De rechtbank acht de verklaringen van [slachtoffer 2] en [slachtoffer 1] geloofwaardig en betrouwbaar en bruikbaar voor het bewijs. De rechtbank verwerpt het verweer van de verdediging op dit punt.
5.3.2
Het bewijsminimum
De rechtbank heeft hiervoor reeds uiteen gezet dat de voor de bewijsbeslissing te bezigen verklaringen van [slachtoffer 2] en [slachtoffer 1] betrouwbaar zijn. De vraag die de rechtbank, gelet op het hiervoor onder 4.3 geschetste kader, dient te beantwoorden is of de verklaringen van aangeefsters, gelet op het bewijsminimum (in zedenzaken), ook voldoende is ingebed in een concrete context die bovendien bevestiging vindt in ander bewijsmateriaal.

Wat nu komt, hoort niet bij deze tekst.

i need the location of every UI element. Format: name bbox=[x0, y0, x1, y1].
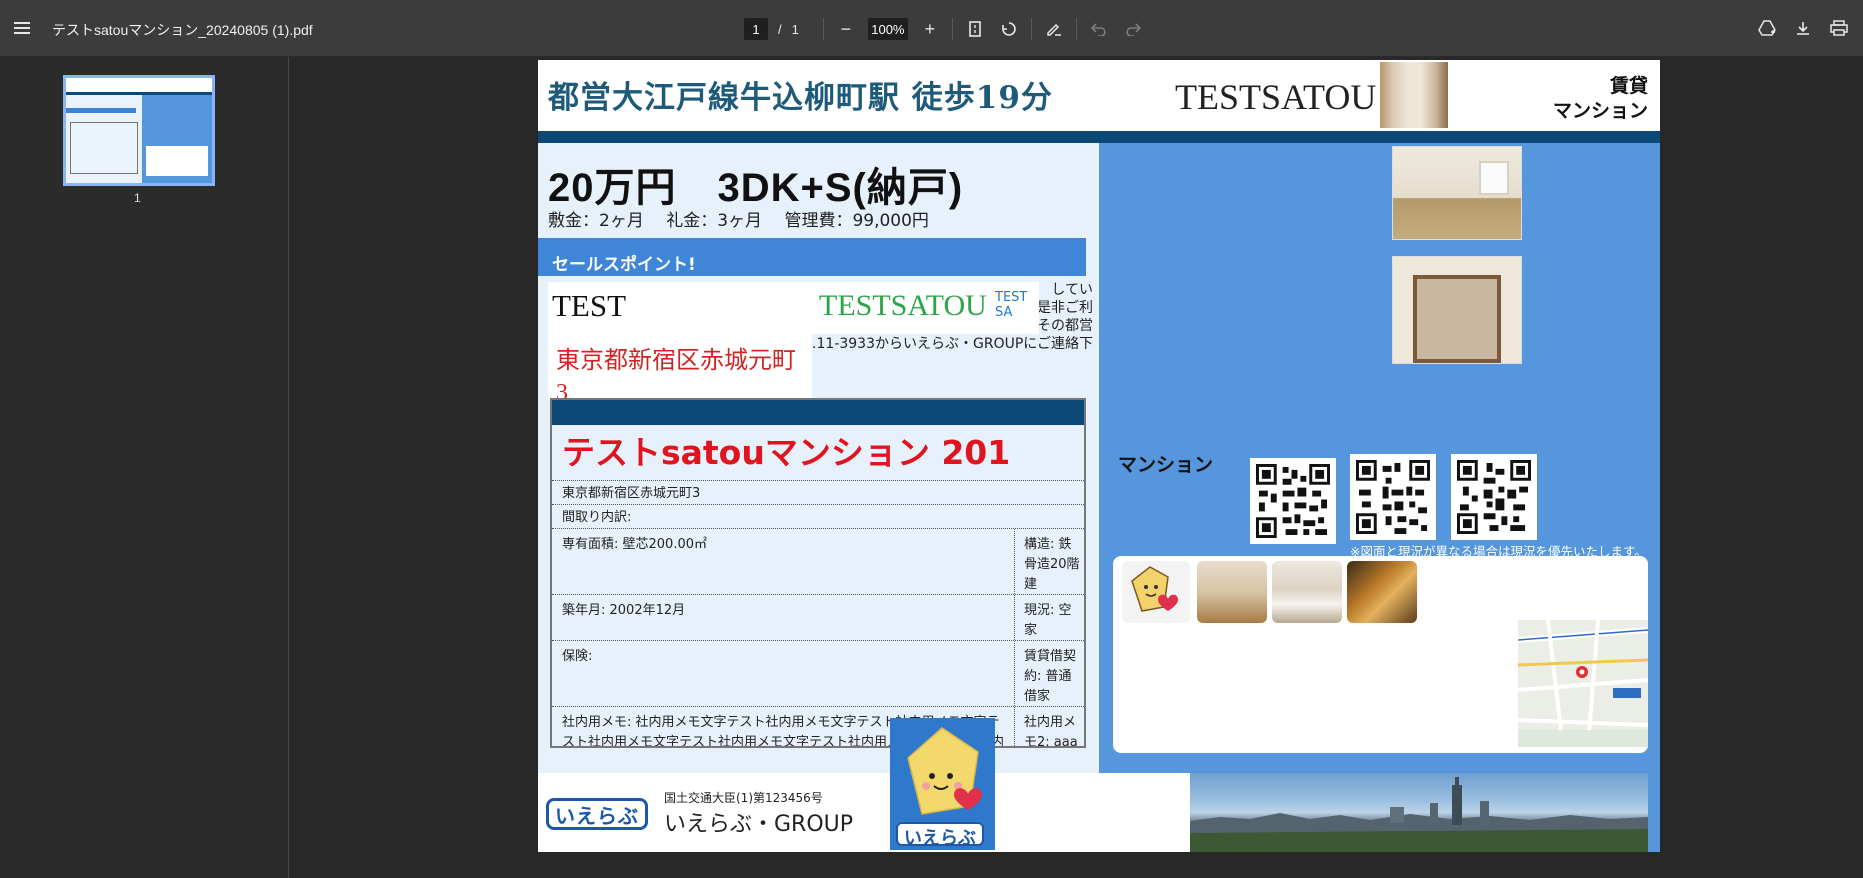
redo-icon[interactable] bbox=[1121, 17, 1145, 41]
interior-photo-2 bbox=[1272, 561, 1342, 623]
status-cell: 現況: 空家 bbox=[1024, 603, 1072, 638]
divider bbox=[822, 18, 824, 40]
room-photo-2 bbox=[1392, 256, 1522, 364]
zoom-in-button[interactable]: + bbox=[918, 17, 942, 41]
company-logo: いえらぶ bbox=[546, 798, 648, 830]
page-number-input[interactable]: 1 bbox=[744, 18, 768, 40]
zoom-out-button[interactable]: − bbox=[834, 17, 858, 41]
city-skyline-photo bbox=[1190, 773, 1648, 852]
table-row: 築年月: 2002年12月 現況: 空家 bbox=[552, 594, 1084, 640]
page-thumbnail[interactable] bbox=[63, 75, 215, 186]
rotate-icon[interactable] bbox=[997, 17, 1021, 41]
toolbar-center-controls: 1 / 1 − 100% + bbox=[744, 16, 1145, 42]
page-separator: / bbox=[778, 21, 782, 37]
overlay-brand-green: TESTSATOU bbox=[819, 289, 987, 322]
table-row: 専有面積: 壁芯200.00㎡ 構造: 鉄骨造20階建 bbox=[552, 528, 1084, 594]
qr-code bbox=[1250, 458, 1336, 544]
fit-page-icon[interactable] bbox=[963, 17, 987, 41]
interior-photo-3 bbox=[1347, 561, 1417, 623]
table-row: 東京都新宿区赤城元町3 bbox=[552, 480, 1084, 504]
overlay-test-text: TEST bbox=[552, 288, 627, 323]
company-name: いえらぶ・GROUP bbox=[664, 812, 854, 837]
pdf-toolbar: テストsatouマンション_20240805 (1).pdf 1 / 1 − 1… bbox=[0, 0, 1863, 57]
toolbar-right-controls bbox=[1755, 16, 1851, 40]
annotate-icon[interactable] bbox=[1042, 17, 1066, 41]
property-type: 賃貸 マンション bbox=[1553, 74, 1648, 124]
drive-icon[interactable] bbox=[1755, 16, 1779, 40]
header-photo bbox=[1380, 62, 1448, 128]
mansion-label: マンション bbox=[1118, 454, 1214, 476]
download-icon[interactable] bbox=[1791, 16, 1815, 40]
property-type-line1: 賃貸 bbox=[1609, 75, 1648, 97]
footer-accent-bar bbox=[1648, 773, 1660, 852]
room-photo-1 bbox=[1392, 146, 1522, 240]
interior-photo-1 bbox=[1197, 561, 1267, 623]
qr-code bbox=[1451, 454, 1537, 540]
qr-code bbox=[1350, 454, 1436, 540]
page-total: 1 bbox=[791, 21, 799, 37]
zoom-input[interactable]: 100% bbox=[867, 18, 908, 40]
table-row: 間取り内訳: bbox=[552, 504, 1084, 528]
built-cell: 築年月: 2002年12月 bbox=[562, 603, 686, 618]
table-header-bar bbox=[552, 400, 1084, 425]
structure-cell: 構造: 鉄骨造20階建 bbox=[1024, 537, 1080, 592]
pdf-page: 都営大江戸線牛込柳町駅 徒歩19分 TESTSATOU 賃貸 マンション 20万… bbox=[538, 60, 1660, 852]
station-title: 都営大江戸線牛込柳町駅 徒歩19分 bbox=[548, 80, 1053, 116]
license-number: 国土交通大臣(1)第123456号 bbox=[664, 791, 823, 805]
area-cell: 専有面積: 壁芯200.00㎡ bbox=[562, 537, 707, 552]
price-layout: 20万円 3DK+S(納戸) bbox=[548, 166, 964, 210]
divider bbox=[951, 18, 953, 40]
table-row: 保険: 賃貸借契約: 普通借家 bbox=[552, 640, 1084, 706]
property-name: テストsatouマンション 201 bbox=[562, 433, 1011, 472]
mascot-image bbox=[1122, 561, 1190, 623]
room-breakdown-cell: 間取り内訳: bbox=[562, 510, 632, 525]
menu-icon[interactable] bbox=[12, 18, 32, 38]
divider bbox=[1030, 18, 1032, 40]
location-map bbox=[1518, 620, 1648, 747]
divider bbox=[1075, 18, 1077, 40]
property-type-line2: マンション bbox=[1552, 100, 1648, 122]
fees: 敷金：2ヶ月 礼金：3ヶ月 管理費：99,000円 bbox=[548, 211, 929, 231]
thumbnail-label: 1 bbox=[134, 191, 141, 205]
mascot-logo: いえらぶ bbox=[896, 822, 984, 849]
insurance-cell: 保険: bbox=[562, 649, 593, 664]
header-bar bbox=[538, 131, 1660, 143]
undo-icon[interactable] bbox=[1087, 17, 1111, 41]
document-title: テストsatouマンション_20240805 (1).pdf bbox=[52, 22, 313, 38]
table-row: 社内用メモ: 社内用メモ文字テスト社内用メモ文字テスト社内用メモ文字テスト社内用… bbox=[552, 706, 1084, 746]
property-table: テストsatouマンション 201 東京都新宿区赤城元町3 間取り内訳: 専有面… bbox=[550, 398, 1086, 748]
print-icon[interactable] bbox=[1827, 16, 1851, 40]
contract-cell: 賃貸借契約: 普通借家 bbox=[1024, 649, 1077, 704]
memo2-cell: 社内用メモ2: aaaaaaa bbox=[1024, 715, 1078, 746]
overlay-small-blue: TEST SA bbox=[995, 290, 1028, 320]
address-cell: 東京都新宿区赤城元町3 bbox=[562, 486, 701, 501]
header-brand: TESTSATOU bbox=[1175, 77, 1377, 117]
sales-label: セールスポイント! bbox=[552, 255, 696, 275]
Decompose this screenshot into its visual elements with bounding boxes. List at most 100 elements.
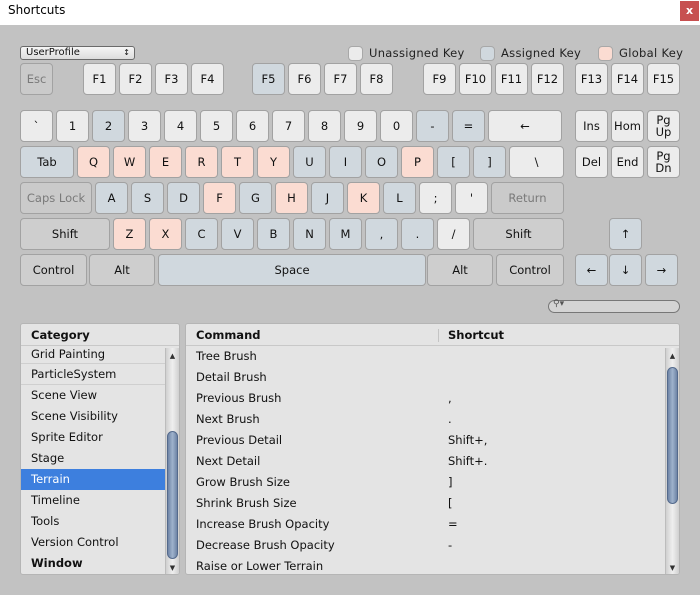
key-4[interactable]: 4	[164, 110, 197, 142]
key-[interactable]: ←	[575, 254, 608, 286]
key-o[interactable]: O	[365, 146, 398, 178]
key-alt[interactable]: Alt	[427, 254, 493, 286]
scrollbar-thumb[interactable]	[667, 367, 678, 504]
key-del[interactable]: Del	[575, 146, 608, 178]
key-[interactable]: \	[509, 146, 564, 178]
key-q[interactable]: Q	[77, 146, 110, 178]
key-f9[interactable]: F9	[423, 63, 456, 95]
key-[interactable]: ;	[419, 182, 452, 214]
key-[interactable]: ,	[365, 218, 398, 250]
key-caps-lock[interactable]: Caps Lock	[20, 182, 92, 214]
category-item[interactable]: Stage	[21, 448, 165, 469]
key-f8[interactable]: F8	[360, 63, 393, 95]
key-5[interactable]: 5	[200, 110, 233, 142]
key-f6[interactable]: F6	[288, 63, 321, 95]
key-pg-up[interactable]: Pg Up	[647, 110, 680, 142]
key-d[interactable]: D	[167, 182, 200, 214]
key-shift[interactable]: Shift	[473, 218, 564, 250]
key-f[interactable]: F	[203, 182, 236, 214]
key-f14[interactable]: F14	[611, 63, 644, 95]
profile-dropdown[interactable]: UserProfile ↕	[20, 46, 135, 60]
key-0[interactable]: 0	[380, 110, 413, 142]
key-f11[interactable]: F11	[495, 63, 528, 95]
category-item[interactable]: Scene View	[21, 385, 165, 406]
command-row[interactable]: Grow Brush Size]	[186, 472, 679, 493]
key-8[interactable]: 8	[308, 110, 341, 142]
category-item[interactable]: Tools	[21, 511, 165, 532]
key-[interactable]: `	[20, 110, 53, 142]
key-g[interactable]: G	[239, 182, 272, 214]
key-f4[interactable]: F4	[191, 63, 224, 95]
key-f7[interactable]: F7	[324, 63, 357, 95]
key-end[interactable]: End	[611, 146, 644, 178]
key-6[interactable]: 6	[236, 110, 269, 142]
key-f15[interactable]: F15	[647, 63, 680, 95]
category-item[interactable]: Scene Visibility	[21, 406, 165, 427]
key-s[interactable]: S	[131, 182, 164, 214]
key-f10[interactable]: F10	[459, 63, 492, 95]
shortcut-column-header[interactable]: Shortcut	[448, 324, 504, 346]
key-alt[interactable]: Alt	[89, 254, 155, 286]
key-return[interactable]: Return	[491, 182, 564, 214]
category-item[interactable]: Timeline	[21, 490, 165, 511]
key-m[interactable]: M	[329, 218, 362, 250]
key-[interactable]: ←	[488, 110, 562, 142]
key-[interactable]: ↑	[609, 218, 642, 250]
category-item[interactable]: ParticleSystem	[21, 364, 165, 385]
column-divider[interactable]	[438, 329, 439, 342]
command-row[interactable]: Raise or Lower Terrain	[186, 556, 679, 574]
category-item[interactable]: Window	[21, 553, 165, 574]
close-button[interactable]: x	[680, 1, 699, 21]
command-row[interactable]: Previous Detail Shift+,	[186, 430, 679, 451]
scroll-down-icon[interactable]: ▼	[666, 562, 679, 574]
category-item[interactable]: Version Control	[21, 532, 165, 553]
key-3[interactable]: 3	[128, 110, 161, 142]
key-w[interactable]: W	[113, 146, 146, 178]
key-z[interactable]: Z	[113, 218, 146, 250]
key-[interactable]: ]	[473, 146, 506, 178]
key-tab[interactable]: Tab	[20, 146, 74, 178]
key-[interactable]: ↓	[609, 254, 642, 286]
command-row[interactable]: Next Detail Shift+.	[186, 451, 679, 472]
key-j[interactable]: J	[311, 182, 344, 214]
command-row[interactable]: Increase Brush Opacity =	[186, 514, 679, 535]
key-f2[interactable]: F2	[119, 63, 152, 95]
key-[interactable]: -	[416, 110, 449, 142]
scrollbar-thumb[interactable]	[167, 431, 178, 559]
key-7[interactable]: 7	[272, 110, 305, 142]
key-c[interactable]: C	[185, 218, 218, 250]
command-row[interactable]: Shrink Brush Size [	[186, 493, 679, 514]
key-pg-dn[interactable]: Pg Dn	[647, 146, 680, 178]
key-[interactable]: =	[452, 110, 485, 142]
key-t[interactable]: T	[221, 146, 254, 178]
command-row[interactable]: Decrease Brush Opacity -	[186, 535, 679, 556]
commands-scrollbar[interactable]: ▲ ▼	[665, 348, 679, 574]
search-input[interactable]: ⚲▾	[548, 299, 680, 313]
command-column-header[interactable]: Command	[196, 328, 261, 342]
key-y[interactable]: Y	[257, 146, 290, 178]
command-row[interactable]: Next Brush.	[186, 409, 679, 430]
key-f1[interactable]: F1	[83, 63, 116, 95]
key-f13[interactable]: F13	[575, 63, 608, 95]
key-1[interactable]: 1	[56, 110, 89, 142]
key-[interactable]: .	[401, 218, 434, 250]
key-[interactable]: /	[437, 218, 470, 250]
key-i[interactable]: I	[329, 146, 362, 178]
key-[interactable]: [	[437, 146, 470, 178]
key-[interactable]: →	[645, 254, 678, 286]
key-x[interactable]: X	[149, 218, 182, 250]
key-a[interactable]: A	[95, 182, 128, 214]
key-9[interactable]: 9	[344, 110, 377, 142]
key-[interactable]: '	[455, 182, 488, 214]
key-u[interactable]: U	[293, 146, 326, 178]
key-p[interactable]: P	[401, 146, 434, 178]
key-f12[interactable]: F12	[531, 63, 564, 95]
key-esc[interactable]: Esc	[20, 63, 53, 95]
key-l[interactable]: L	[383, 182, 416, 214]
key-control[interactable]: Control	[496, 254, 564, 286]
key-k[interactable]: K	[347, 182, 380, 214]
category-item[interactable]: Sprite Editor	[21, 427, 165, 448]
key-r[interactable]: R	[185, 146, 218, 178]
key-f5[interactable]: F5	[252, 63, 285, 95]
key-b[interactable]: B	[257, 218, 290, 250]
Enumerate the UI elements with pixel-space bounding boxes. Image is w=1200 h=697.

Op grond van de hiervoor onder 5.3.1 genoemde feiten en omstandigheden, is de rechtbank van oordeel dat de verklaringen van [slachtoffer 2] en [slachtoffer 1] op de voor de tenlasteleggingen relevante onderdelen kwantitatief en kwalitatief in voldoende mate worden ondersteund door elkaars verklaring, maar ook door de verklaring van [verdachte] en [medeverdachte 1] zelf. Zo hebben zij beiden verklaard over het samenzijn met [slachtoffer 2] en [slachtoffer 1] op de kamer van [medeverdachte 1] . [verdachte] heeft voorts verklaard dat seksuele handelingen op de kamer hebben plaatsgevonden met [slachtoffer 2] en seksuele handelingen met [slachtoffer 1] .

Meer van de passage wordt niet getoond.